Question 5 Short Answer
What physically happens to an electromagnetic wave whose frequency is below the cutoff frequency of all modes in a waveguide, and why does the dispersion relation predict this?
Think about your answer, then reveal below.
Model answer: The wave does not propagate — it decays exponentially along the waveguide length (evanescent behavior). The dispersion relation k_z² = (ω/c)² − k_c² gives a negative value when ω < ω_c = k_c·c, so k_z is imaginary. Writing k_z = iα (α real and positive), the longitudinal dependence becomes e^(ikzz) = e^(−αz) — exponential decay rather than oscillation. No energy is transmitted along the waveguide; the field is localized near the input and falls off on a scale of 1/α.

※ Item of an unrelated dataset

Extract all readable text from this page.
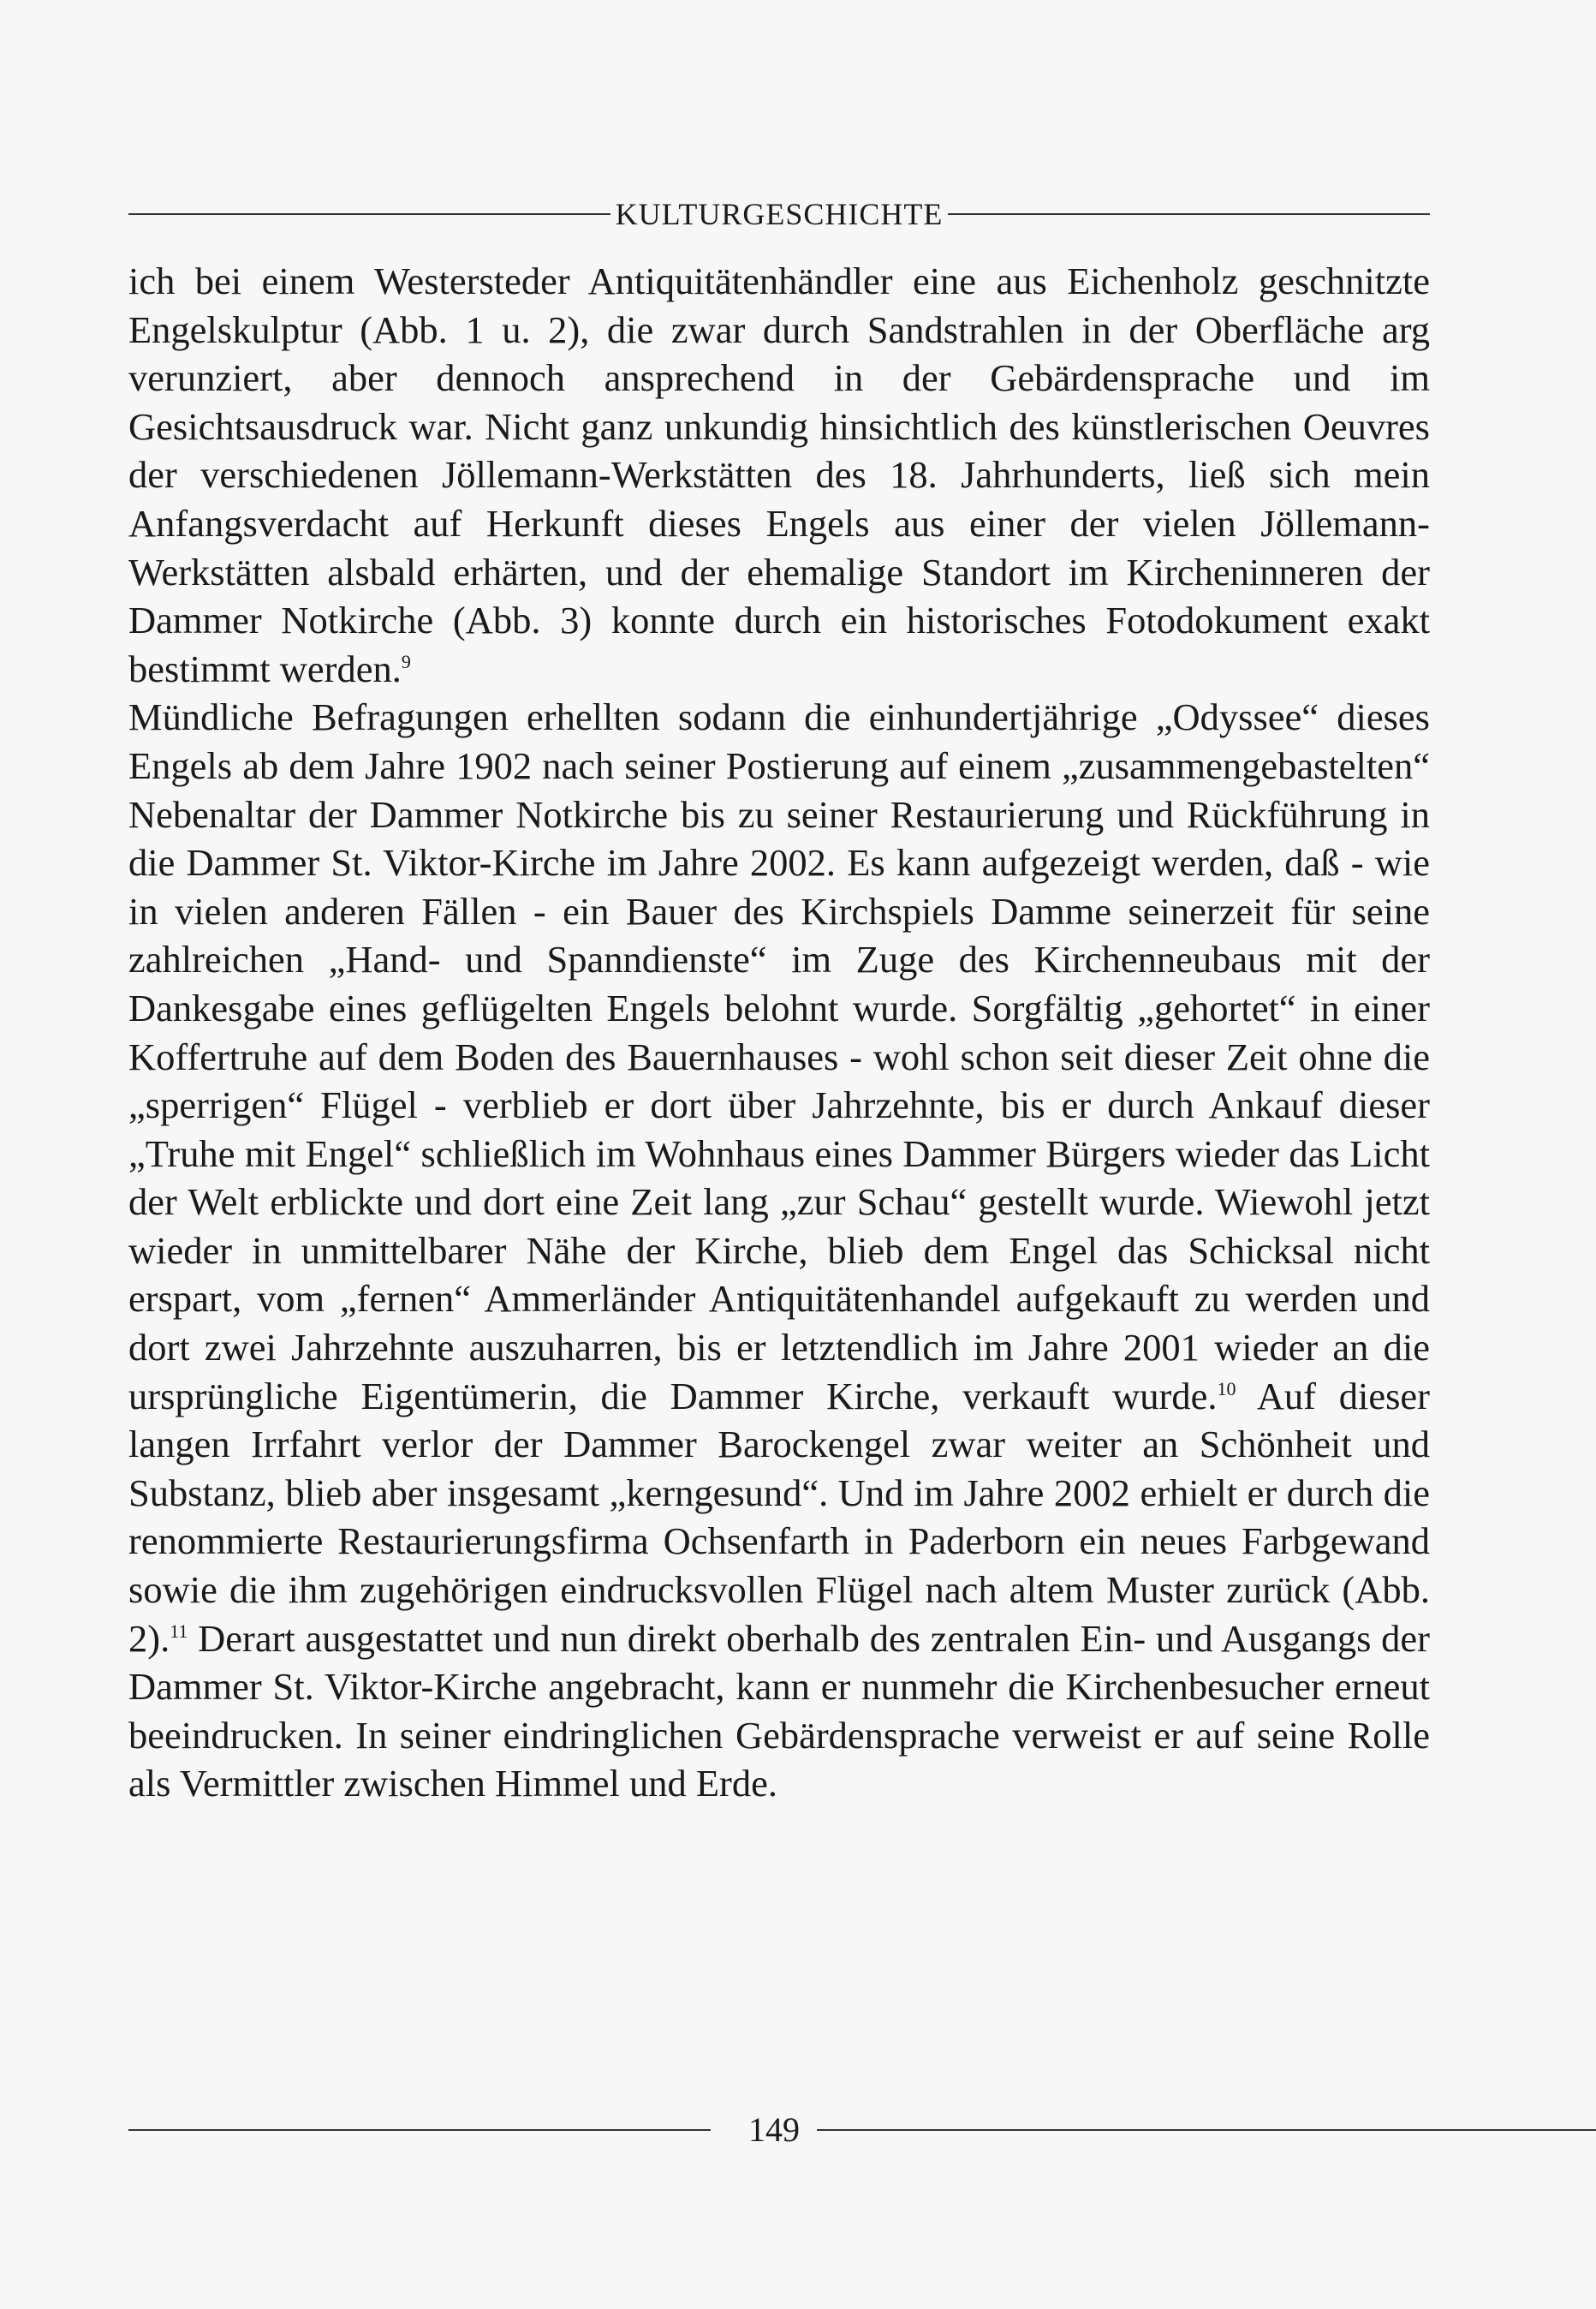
KULTURGESCHICHTE

ich bei einem Westersteder Antiquitätenhändler eine aus Eichenholz geschnitzte Engelskulptur (Abb. 1 u. 2), die zwar durch Sandstrahlen in der Oberfläche arg verunziert, aber dennoch ansprechend in der Gebärdensprache und im Gesichtsausdruck war. Nicht ganz unkundig hinsichtlich des künstlerischen Oeuvres der verschiedenen Jöllemann-Werkstätten des 18. Jahrhunderts, ließ sich mein Anfangsverdacht auf Herkunft dieses Engels aus einer der vielen Jöllemann-Werkstätten alsbald erhärten, und der ehemalige Standort im Kircheninneren der Dammer Notkirche (Abb. 3) konnte durch ein historisches Fotodokument exakt bestimmt werden.$^9$

Mündliche Befragungen erhellten sodann die einhundertjährige „Odyssee“ dieses Engels ab dem Jahre 1902 nach seiner Postierung auf einem „zusammengebastelten“ Nebenaltar der Dammer Notkirche bis zu seiner Restaurierung und Rückführung in die Dammer St. Viktor-Kirche im Jahre 2002. Es kann aufgezeigt werden, daß - wie in vielen anderen Fällen - ein Bauer des Kirchspiels Damme seinerzeit für seine zahlreichen „Hand- und Spanndienste“ im Zuge des Kirchenneubaus mit der Dankesgabe eines geflügelten Engels belohnt wurde. Sorgfältig „gehortet“ in einer Koffertruhe auf dem Boden des Bauernhauses - wohl schon seit dieser Zeit ohne die „sperrigen“ Flügel - verblieb er dort über Jahrzehnte, bis er durch Ankauf dieser „Truhe mit Engel“ schließlich im Wohnhaus eines Dammer Bürgers wieder das Licht der Welt erblickte und dort eine Zeit lang „zur Schau“ gestellt wurde. Wiewohl jetzt wieder in unmittelbarer Nähe der Kirche, blieb dem Engel das Schicksal nicht erspart, vom „fernen“ Ammerländer Antiquitätenhandel aufgekauft zu werden und dort zwei Jahrzehnte auszuharren, bis er letztendlich im Jahre 2001 wieder an die ursprüngliche Eigentümerin, die Dammer Kirche, verkauft wurde.$^{10}$ Auf dieser langen Irrfahrt verlor der Dammer Barockengel zwar weiter an Schönheit und Substanz, blieb aber insgesamt „kerngesund“. Und im Jahre 2002 erhielt er durch die renommierte Restaurierungsfirma Ochsenfarth in Paderborn ein neues Farbgewand sowie die ihm zugehörigen eindrucksvollen Flügel nach altem Muster zurück (Abb. 2).$^{11}$ Derart ausgestattet und nun direkt oberhalb des zentralen Ein- und Ausgangs der Dammer St. Viktor-Kirche angebracht, kann er nunmehr die Kirchenbesucher erneut beeindrucken. In seiner eindringlichen Gebärdensprache verweist er auf seine Rolle als Vermittler zwischen Himmel und Erde.

149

The evanescent nature below cutoff is a direct consequence of the dispersion relation. The transverse eigenvalue k_c² comes from the geometry and boundary conditions; it is fixed. The longitudinal propagation constant k_z must then satisfy k_z² = (ω/c)² − k_c². When the wave frequency ω is too low, (ω/c)² < k_c², and k_z must be imaginary. This is not attenuation due to absorption — a perfect conductor waveguide has no resistive loss — but a geometric constraint: the transverse standing wave pattern requires a minimum frequency to exist as a propagating mode.